Plusieurs autres cyclones mémorables ont émaillé les vingt-neuf saisons qui ont suivi depuis, parmi lesquels on peut citer:
    • Les cyclones HUDAH et ELINE en 2000, qui ont tous deux frappé Madagascar, puis le Mozambique, à chaque fois au stade de cyclone, ELINE provoquant une catastrophe majeure au Mozambique;
    • Le cyclone DINA en 2002, qui a durement affecté les îles sœurs de Maurice et de La Réunion, tout en leur épargnant un impact direct dévastateur;
    • Le cyclone MANOU en mai 2003, cyclone le plus tardif d’une saison à toucher un territoire du bassin (Madagascar);
    • Le cyclone très intense GAFILO en 2004, qui a durement frappé Madagascar au stade de cyclone tropical très intense, un "monstre", exceptionnel de par son intensité et la taille de sa circulation dépressionnaire;
    • Tout comme le géant GAMEDE en 2007, cyclone de grande dimension qui a maintenu sous son emprise La Réunion plus de cinq jours durant, y déversant des pluies pharamineuses dans l’intérieur de l’île, qui ont établi à cette occasion de nouveaux records mondiaux de précipitations;
    • Le cyclone très intense HELLEN en 2014, cyclone le plus intense répertorié dans le Canal de Mozambique et au cycle de vie hallucinant, avec un "up & down" d’intensité sans précédent;
    • Le cyclone FANTALA de 2016, second cyclone (après GAFILO) référencé à ce jour ayant frappé un territoire du bassin au stade de cyclone très intense (l’atoll seychellois de Farquhar en l’occurrence) et dont la trajectoire abracadabrantesque défie l’imagination;
    • La saison record 2018-2019 et ses onze cyclones, dont dix classés intenses, y compris deux (IDAI et KENNETH) qui ont atterri à ce stade sur la côte mozambicaine (une première de mémoire d’homme), IDAI provoquant la pire catastrophe naturelle qu’ait connue l’Afrique australe depuis le début du siècle.

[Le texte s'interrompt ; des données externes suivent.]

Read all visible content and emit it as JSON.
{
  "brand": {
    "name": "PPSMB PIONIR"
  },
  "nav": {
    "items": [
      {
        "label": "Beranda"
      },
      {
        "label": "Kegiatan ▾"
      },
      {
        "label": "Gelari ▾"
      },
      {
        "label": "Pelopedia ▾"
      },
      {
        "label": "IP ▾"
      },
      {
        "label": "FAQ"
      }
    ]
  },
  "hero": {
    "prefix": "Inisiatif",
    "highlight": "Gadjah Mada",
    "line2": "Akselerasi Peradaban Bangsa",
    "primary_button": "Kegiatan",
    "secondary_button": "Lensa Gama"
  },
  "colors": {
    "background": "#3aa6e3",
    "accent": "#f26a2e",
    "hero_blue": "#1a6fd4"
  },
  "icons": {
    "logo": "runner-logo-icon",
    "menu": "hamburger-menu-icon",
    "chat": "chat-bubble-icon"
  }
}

    • Et tout récemment, en 2023, le cyclone FREDDY, à la longévité extra-ordinaire (établissant potentiellement un nouveau record mondial) ou le cyclone FABIEN en mai, le cyclone tropical intense le plus tardif référencé dans notre bassin et le cyclone tropical le plus proche de l’équateur jamais observé dans le Sud-Ouest de l’océan Indien.

Hormis ces cyclones mémorables, le CMRS de La Réunion a, en trois décennies d’existence, connu de nombreux temps forts, mais il en est un tout à fait unique que l’on se doit de mentionner. En novembre 2010, La Réunion a accueilli, dans un hôtel de la côte ouest de l’île, la 7ème édition de l’IWTC (International Workshop on Tropical Cyclones). Organisé pour sa partie logistique par le CMRS et  cofinancé par Météo-France et l’Organisation Météorologique Mondiale, la conférence a réuni quelque 120 participants, chercheurs et prévisionnistes issus de 40 pays. C’était la première fois que cet événement quadriennal majeur se tenait dans l’océan Indien et c’est aussi, à ce jour, la seule fois qu’il a été accueilli et organisé par un CMRS.